Tell us about the study team and the role of Brown, Lifespan, and your practice groups.

We had a research team that came from multiple disciplines. We had nephrologists and hypertension specialists who take care of a lot of patients with hypertension but don’t do procedures. We had interventional cardiologists and interventional radiologists who do the procedures, and some vascular surgeons. This was done at over 100 centers around the world. The majority of them were in the United States and Canada, but we also had sites in South America and Europe and in Australia and New Zealand. So it was an effort of a lot of people from different backgrounds, all of whom whether they did these procedures or not, were really hoping to get a definitive answer about whether this is a useful process.

In terms of Brown’s involvement, we were part of the administrative leadership of the study overall. I was the senior leader and study chair and chaired the steering committee and the operations committee which basically made all the decisions of the design and conduct of the trial. Dr. Tim Murphy was the co-PI for the study and a member of the operations group. He chaired the publications committee and also played a central role in both the design and implementation of the trial.

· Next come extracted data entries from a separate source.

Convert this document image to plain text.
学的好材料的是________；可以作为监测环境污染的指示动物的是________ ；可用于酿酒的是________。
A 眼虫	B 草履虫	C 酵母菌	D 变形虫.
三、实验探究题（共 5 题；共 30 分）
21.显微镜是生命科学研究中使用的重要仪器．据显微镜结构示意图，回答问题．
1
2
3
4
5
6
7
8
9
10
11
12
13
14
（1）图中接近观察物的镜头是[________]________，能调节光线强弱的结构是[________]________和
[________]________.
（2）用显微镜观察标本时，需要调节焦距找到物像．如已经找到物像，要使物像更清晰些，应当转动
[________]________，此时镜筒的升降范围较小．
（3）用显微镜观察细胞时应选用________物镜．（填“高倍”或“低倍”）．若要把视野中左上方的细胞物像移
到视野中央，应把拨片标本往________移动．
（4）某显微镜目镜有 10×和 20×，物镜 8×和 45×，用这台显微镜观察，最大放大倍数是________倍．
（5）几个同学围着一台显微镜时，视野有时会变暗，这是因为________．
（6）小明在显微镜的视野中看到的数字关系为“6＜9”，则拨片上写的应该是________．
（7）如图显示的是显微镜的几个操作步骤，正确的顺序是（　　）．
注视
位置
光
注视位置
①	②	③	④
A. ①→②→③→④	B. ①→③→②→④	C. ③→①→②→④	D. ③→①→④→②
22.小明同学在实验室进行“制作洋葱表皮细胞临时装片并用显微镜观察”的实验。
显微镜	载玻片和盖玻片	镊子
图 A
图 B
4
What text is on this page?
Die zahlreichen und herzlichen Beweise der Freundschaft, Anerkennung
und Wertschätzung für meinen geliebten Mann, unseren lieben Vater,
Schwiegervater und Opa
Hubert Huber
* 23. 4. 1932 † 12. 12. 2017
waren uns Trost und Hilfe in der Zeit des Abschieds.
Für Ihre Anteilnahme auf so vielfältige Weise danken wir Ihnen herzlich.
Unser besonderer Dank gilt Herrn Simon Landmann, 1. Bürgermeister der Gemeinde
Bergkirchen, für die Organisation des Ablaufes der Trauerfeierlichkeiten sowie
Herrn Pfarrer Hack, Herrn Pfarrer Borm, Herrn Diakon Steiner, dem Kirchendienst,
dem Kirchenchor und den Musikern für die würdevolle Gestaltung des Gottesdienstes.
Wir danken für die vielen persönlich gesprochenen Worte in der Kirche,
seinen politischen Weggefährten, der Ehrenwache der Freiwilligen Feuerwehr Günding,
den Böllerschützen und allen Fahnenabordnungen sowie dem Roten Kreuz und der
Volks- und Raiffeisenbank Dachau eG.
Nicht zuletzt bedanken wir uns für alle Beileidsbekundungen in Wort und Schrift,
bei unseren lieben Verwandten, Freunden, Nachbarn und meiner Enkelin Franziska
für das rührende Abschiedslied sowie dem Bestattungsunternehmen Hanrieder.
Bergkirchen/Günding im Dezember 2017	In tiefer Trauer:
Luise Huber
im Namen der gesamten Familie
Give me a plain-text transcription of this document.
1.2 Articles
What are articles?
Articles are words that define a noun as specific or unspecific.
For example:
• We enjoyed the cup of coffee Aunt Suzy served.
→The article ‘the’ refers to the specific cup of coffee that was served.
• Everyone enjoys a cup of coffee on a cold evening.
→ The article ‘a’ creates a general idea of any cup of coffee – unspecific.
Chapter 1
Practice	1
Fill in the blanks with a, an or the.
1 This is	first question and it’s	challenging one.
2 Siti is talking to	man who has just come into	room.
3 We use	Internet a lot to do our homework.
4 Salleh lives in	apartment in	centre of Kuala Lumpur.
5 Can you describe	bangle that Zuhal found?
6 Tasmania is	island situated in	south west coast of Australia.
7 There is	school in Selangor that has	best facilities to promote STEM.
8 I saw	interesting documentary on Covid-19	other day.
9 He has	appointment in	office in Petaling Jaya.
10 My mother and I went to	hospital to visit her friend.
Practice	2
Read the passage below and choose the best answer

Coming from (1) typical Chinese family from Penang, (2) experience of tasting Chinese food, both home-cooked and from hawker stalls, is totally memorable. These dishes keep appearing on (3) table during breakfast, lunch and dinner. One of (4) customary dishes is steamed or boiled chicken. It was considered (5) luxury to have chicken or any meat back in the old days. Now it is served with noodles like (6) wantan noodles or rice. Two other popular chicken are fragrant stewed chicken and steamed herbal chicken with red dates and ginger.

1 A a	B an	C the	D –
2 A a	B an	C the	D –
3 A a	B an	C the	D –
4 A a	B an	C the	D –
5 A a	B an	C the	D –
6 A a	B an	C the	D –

We were also one of the top enrolling centers in terms of entering patients into the trial. We also were one of the sites that enrolled the greatest percentage of minority patients. One of the goals of the study was to make sure that we had minorities sufficiently represented so the results would apply to them also.

We played a critical role in this study. It would never have been done without our participation. We were involved right from the beginning in the design of the trail and then all the way through its completion.

It was very carefully and well constructed study, about as good as you can do in this disease. Putting it together with all the previous trials that are also negative, I just don’t think there is any question of whether there is any benefit to this procedure. It’s relatively minor or close to nothing for the majority of patients with this disease.